Apple Cider & Donuts

In the fall my favorite tradition is making apple cider. Uncle Ed and Aunt Bev have a really fantastic cider press they are kind enough to run for us. We provide the apples and as many donuts as we can fry.

The weeks leading up to the pressing, Dad takes stock of the different apple trees on the farms to see which ones have the most apples, or asks neighbors if he and pick their apples if his trees don’t look promising. Picking apples (not to be confused with “apple picking,” which is what city folk do) is a fun task because it involves ladders, or tractors, or climbing apple trees, and/or Dad’s favorite approach: climbing the tree himself and shaking the branches with all his might so the apples drop onto a tarp below.
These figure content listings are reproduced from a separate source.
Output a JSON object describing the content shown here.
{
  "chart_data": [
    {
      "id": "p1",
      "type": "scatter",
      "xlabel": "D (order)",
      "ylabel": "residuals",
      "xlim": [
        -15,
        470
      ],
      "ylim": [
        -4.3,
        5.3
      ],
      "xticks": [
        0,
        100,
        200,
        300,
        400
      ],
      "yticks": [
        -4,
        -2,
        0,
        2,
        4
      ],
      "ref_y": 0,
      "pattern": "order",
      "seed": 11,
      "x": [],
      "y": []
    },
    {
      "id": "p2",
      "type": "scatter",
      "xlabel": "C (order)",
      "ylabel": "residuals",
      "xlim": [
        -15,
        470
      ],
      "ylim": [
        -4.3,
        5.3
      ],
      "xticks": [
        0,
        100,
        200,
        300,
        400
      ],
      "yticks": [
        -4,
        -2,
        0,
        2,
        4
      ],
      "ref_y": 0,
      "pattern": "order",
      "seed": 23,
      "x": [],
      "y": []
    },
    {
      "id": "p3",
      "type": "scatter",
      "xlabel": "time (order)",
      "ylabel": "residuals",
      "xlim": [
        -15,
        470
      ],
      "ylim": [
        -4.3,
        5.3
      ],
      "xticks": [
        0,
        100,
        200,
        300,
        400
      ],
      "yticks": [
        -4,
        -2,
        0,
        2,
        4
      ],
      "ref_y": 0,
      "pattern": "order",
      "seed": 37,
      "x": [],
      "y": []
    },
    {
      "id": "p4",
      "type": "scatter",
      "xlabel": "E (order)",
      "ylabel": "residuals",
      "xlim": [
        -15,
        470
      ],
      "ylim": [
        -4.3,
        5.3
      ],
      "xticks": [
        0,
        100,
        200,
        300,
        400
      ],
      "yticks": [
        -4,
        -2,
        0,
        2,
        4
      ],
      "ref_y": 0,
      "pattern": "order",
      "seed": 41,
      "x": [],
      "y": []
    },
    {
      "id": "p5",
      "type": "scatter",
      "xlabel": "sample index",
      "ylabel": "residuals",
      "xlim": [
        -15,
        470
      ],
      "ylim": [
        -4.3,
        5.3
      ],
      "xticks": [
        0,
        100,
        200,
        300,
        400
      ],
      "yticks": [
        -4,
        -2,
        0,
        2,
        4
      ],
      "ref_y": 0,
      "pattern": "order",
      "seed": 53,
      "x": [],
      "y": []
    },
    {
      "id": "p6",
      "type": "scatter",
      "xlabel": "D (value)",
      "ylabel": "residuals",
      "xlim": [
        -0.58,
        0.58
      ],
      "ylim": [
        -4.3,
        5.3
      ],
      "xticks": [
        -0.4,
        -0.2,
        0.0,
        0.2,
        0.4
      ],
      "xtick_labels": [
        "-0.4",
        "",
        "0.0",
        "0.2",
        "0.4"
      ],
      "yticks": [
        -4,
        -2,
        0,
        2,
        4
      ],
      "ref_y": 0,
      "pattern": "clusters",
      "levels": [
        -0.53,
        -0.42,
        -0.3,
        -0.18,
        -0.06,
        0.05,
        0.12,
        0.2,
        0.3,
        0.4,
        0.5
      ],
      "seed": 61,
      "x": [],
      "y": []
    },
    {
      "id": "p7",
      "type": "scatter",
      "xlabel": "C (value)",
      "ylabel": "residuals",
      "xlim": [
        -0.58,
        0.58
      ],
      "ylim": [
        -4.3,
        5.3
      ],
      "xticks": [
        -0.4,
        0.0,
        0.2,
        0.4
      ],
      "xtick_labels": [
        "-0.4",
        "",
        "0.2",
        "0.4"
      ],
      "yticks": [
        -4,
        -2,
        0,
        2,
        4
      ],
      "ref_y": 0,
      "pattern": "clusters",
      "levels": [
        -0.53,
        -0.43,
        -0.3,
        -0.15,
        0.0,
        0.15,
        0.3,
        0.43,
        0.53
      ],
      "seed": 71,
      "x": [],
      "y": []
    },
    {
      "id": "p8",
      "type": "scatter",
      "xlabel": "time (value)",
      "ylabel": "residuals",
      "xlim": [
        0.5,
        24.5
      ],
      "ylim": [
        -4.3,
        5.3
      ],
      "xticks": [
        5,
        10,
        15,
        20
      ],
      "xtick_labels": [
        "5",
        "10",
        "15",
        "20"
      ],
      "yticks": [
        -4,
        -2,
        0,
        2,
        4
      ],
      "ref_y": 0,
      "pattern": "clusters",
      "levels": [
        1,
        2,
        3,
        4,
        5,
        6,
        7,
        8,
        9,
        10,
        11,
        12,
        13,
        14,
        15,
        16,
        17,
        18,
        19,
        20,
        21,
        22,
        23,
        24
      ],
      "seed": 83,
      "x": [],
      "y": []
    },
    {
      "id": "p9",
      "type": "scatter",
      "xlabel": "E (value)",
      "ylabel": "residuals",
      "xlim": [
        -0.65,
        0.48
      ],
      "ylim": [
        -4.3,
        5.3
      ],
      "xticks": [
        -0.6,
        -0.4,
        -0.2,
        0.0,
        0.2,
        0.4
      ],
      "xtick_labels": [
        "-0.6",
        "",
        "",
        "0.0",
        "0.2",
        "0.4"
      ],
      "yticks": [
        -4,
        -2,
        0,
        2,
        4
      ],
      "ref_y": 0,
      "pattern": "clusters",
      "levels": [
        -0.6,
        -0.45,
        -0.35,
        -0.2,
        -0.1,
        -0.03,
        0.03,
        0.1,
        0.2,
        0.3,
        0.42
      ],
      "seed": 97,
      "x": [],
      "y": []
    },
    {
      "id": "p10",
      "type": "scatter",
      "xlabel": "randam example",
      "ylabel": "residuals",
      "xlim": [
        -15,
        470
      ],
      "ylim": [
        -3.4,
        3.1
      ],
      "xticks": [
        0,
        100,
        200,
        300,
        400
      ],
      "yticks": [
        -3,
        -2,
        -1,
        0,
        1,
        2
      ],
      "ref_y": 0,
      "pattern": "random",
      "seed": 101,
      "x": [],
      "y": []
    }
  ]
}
No one is terribly discerning about the state of the apples – Dad’s rule is: as long as they aren’t rotten, they are good for cider. Often he takes a half-rotten apple and scoops out the rotten part with his bare hands, then throws the good half in the bucket for cider.

Whenever anyone asks (and usually a kid does) what happens if there is a worm in an apple. the standard response is: “a little work juice isn’t going to hurt anybody”. So far, that has held true.

Uncle Ed passed away, so the tradition of taking apples to Ed’s farm has most likely come to an end. The past couple of years we have gotten the manual cider press that sits on the front porch of the farm as an ornament up and running and made several gallons of cider. It is as delicious as ever.